Once I select a few restaurants, I try to find out as much about other gluten-free diners experiences at it. I tend to rely on findmeglutenfree.com for the most reliable reviews. I also look at Yelp, Trip Advisor and OpenTable to see if any of the reviews on there are from celiac patrons or those dining with them. This gives me a good idea of what the experience will be like. Are the restaurants very accommodating? Did previous diners get sick? How knowledgable are staff to celiac concerns? These are all questions I seek answers for.
Then I look at photos on the sites mentioned above. Sometimes you can see photos of the kitchen. Small kitchens tend to have a greater risk of cross-contamination versus larger kitchens that can prepare gluten-free items away from those containing gluten.
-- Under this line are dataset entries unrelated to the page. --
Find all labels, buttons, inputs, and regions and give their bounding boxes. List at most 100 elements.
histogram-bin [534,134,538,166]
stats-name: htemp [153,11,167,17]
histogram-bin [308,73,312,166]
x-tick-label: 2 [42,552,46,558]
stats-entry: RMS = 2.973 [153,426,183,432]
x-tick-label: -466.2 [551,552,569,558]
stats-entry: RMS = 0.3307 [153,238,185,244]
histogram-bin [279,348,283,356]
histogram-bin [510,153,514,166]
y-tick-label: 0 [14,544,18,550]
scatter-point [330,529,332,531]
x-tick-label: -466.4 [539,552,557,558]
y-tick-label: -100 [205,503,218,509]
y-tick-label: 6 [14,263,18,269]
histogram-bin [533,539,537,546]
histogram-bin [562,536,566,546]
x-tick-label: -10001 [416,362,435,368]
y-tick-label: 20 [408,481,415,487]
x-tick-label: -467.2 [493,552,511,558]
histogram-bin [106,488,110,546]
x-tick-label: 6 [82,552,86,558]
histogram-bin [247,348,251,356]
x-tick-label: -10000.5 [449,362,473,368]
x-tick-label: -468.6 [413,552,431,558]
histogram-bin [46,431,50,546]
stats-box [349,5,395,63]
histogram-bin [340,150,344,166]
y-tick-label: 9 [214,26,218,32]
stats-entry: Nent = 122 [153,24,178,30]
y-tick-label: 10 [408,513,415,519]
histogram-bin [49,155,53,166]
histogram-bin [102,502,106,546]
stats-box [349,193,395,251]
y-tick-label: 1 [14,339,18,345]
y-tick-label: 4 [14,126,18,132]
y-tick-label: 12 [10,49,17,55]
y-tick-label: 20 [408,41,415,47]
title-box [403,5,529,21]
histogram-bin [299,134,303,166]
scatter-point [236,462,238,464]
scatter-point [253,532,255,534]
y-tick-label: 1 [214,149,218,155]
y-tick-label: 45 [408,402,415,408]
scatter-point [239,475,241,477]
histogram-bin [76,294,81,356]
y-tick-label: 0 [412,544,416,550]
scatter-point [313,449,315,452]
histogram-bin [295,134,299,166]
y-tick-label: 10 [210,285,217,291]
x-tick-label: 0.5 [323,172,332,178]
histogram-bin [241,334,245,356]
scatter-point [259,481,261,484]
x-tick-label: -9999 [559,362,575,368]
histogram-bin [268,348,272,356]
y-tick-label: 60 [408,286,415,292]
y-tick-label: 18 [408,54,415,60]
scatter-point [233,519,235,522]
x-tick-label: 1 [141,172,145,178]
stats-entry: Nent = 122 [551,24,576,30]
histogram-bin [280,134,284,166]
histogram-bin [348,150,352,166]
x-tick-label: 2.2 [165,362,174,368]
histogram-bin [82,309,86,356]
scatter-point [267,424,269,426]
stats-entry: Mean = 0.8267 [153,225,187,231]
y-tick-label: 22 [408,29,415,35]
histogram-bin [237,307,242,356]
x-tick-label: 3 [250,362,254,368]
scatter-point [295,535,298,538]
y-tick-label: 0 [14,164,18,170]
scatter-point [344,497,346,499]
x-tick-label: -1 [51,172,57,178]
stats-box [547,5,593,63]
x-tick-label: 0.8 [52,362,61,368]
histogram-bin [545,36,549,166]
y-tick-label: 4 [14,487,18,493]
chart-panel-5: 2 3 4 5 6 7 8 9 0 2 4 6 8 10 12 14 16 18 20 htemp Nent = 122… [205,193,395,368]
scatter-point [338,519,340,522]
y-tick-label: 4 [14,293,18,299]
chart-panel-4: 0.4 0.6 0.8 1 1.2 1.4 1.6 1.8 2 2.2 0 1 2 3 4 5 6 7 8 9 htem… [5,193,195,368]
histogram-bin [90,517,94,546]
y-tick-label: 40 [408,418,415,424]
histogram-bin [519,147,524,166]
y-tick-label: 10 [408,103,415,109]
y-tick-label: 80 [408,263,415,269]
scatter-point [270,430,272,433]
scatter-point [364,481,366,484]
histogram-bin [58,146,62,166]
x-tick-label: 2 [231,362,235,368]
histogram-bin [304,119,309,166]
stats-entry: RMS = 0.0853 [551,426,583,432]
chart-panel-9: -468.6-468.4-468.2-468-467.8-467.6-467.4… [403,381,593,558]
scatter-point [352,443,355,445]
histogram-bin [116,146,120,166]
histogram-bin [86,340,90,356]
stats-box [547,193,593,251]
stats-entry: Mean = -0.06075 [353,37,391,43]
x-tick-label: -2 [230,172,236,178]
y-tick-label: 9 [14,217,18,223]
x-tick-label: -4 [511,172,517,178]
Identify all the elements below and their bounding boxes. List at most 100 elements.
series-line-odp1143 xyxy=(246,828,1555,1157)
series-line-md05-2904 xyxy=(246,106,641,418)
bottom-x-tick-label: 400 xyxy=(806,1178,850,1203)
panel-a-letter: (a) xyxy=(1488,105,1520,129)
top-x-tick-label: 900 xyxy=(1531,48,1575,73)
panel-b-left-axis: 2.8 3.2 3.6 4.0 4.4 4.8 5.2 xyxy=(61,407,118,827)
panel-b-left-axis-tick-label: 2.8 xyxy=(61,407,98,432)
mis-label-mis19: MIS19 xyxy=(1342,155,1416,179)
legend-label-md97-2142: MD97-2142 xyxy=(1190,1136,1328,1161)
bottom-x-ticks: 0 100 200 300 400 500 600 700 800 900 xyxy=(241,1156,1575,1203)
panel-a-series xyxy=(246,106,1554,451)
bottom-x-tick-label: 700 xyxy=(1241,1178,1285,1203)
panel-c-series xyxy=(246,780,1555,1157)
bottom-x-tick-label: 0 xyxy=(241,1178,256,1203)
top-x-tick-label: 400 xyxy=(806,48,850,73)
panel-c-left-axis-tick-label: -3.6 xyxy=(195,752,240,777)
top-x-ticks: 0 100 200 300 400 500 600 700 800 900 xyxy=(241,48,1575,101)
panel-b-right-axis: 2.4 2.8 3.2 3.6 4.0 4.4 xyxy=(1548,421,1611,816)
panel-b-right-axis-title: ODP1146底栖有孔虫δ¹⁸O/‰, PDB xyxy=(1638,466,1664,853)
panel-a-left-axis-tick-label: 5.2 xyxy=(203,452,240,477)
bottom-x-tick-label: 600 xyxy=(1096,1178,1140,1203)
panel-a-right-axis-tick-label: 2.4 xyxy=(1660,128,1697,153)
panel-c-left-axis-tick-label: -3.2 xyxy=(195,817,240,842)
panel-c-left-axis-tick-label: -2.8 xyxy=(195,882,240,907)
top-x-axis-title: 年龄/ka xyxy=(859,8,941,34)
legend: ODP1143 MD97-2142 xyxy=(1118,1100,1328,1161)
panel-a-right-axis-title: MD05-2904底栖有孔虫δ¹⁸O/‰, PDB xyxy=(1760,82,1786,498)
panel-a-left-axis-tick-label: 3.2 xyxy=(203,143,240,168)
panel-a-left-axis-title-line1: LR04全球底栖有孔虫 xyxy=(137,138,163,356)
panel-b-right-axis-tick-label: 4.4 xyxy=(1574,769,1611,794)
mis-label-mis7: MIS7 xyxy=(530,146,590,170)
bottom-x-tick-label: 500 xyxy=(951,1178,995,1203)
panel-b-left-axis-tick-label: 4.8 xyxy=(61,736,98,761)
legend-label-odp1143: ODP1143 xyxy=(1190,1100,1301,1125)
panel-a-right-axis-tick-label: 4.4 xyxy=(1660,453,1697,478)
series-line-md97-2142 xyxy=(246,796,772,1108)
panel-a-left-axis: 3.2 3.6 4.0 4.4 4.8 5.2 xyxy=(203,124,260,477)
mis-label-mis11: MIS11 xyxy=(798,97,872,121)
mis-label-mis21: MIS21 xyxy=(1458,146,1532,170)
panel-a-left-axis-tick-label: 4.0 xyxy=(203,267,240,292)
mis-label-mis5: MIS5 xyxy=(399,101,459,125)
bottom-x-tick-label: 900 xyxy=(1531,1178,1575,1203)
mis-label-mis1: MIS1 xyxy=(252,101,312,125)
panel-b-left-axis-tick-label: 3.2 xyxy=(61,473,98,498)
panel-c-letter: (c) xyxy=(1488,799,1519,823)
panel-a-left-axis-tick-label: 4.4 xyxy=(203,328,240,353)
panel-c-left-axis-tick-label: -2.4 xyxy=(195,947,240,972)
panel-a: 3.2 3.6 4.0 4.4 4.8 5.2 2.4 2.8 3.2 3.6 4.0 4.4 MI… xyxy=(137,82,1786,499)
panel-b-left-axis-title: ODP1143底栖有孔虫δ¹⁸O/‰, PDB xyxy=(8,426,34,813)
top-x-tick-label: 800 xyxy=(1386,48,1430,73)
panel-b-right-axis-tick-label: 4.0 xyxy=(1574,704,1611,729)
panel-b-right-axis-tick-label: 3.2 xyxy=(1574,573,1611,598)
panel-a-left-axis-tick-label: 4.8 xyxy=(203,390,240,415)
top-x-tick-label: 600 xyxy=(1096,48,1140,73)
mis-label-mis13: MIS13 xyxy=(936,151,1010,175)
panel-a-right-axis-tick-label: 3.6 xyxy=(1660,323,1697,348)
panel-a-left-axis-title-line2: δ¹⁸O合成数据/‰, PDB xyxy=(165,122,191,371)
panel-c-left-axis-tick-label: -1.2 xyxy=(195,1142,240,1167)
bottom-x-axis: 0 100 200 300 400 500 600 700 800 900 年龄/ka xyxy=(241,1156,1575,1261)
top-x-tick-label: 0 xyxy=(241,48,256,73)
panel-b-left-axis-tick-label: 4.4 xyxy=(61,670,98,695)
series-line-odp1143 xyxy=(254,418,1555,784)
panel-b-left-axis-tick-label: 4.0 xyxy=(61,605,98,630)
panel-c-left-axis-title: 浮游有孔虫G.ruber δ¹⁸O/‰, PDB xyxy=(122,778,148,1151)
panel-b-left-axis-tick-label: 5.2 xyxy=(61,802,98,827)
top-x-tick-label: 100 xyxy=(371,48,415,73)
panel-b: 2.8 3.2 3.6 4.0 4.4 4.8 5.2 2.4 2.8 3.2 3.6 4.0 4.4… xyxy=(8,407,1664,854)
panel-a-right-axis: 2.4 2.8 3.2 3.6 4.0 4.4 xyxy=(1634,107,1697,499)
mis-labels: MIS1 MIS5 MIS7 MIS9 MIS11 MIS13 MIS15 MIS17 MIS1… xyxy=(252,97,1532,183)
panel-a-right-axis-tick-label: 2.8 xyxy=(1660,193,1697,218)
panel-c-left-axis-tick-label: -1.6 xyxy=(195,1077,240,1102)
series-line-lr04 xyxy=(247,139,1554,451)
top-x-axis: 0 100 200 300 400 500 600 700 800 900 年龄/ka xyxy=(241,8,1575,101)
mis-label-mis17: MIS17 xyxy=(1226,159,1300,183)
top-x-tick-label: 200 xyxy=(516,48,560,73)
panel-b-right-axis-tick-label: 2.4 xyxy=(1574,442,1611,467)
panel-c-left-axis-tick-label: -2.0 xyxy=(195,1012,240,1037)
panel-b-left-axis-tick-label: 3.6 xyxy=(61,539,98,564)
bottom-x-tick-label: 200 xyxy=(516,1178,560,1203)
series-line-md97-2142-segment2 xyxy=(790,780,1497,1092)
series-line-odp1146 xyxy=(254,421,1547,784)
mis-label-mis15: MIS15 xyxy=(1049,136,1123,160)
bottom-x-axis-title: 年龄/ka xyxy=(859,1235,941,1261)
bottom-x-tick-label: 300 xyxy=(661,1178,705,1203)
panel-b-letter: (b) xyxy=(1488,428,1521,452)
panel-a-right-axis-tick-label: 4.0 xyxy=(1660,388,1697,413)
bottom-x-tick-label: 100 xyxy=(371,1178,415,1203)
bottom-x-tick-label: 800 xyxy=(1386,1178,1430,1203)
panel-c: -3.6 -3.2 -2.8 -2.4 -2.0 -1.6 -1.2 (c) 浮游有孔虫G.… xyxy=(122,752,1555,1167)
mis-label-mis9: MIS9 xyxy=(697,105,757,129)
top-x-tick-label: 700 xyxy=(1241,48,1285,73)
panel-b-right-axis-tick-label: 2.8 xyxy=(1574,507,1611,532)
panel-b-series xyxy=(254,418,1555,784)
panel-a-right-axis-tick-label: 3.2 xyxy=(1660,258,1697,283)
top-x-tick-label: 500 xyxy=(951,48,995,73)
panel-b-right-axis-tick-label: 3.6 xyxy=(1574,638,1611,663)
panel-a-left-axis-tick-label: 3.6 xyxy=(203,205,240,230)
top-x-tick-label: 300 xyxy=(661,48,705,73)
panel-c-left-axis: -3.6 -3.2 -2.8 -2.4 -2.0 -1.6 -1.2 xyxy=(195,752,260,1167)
Finally, when I believe I have selected my best option, I call the restaurant. No matter how confident the menu sounds, I always call and have them assure me they know how to handle severe food allergies. If I question a menu item, I often ask for them to check with a chef to be sure. In addition, I tend to make reservations before I go, and if they allow it, ask that my gluten-free and vegan request go with the reservation. That helps to prevent any trouble arising when I arrive at the restaurant.
Now, all this being said, unless you are eating at an entirely gluten-free and vegan restaurant, problems can still occur. However, with this research beforehand, you can limit the risk of being left unable to eat anything or with a gluten-reaction afterwards.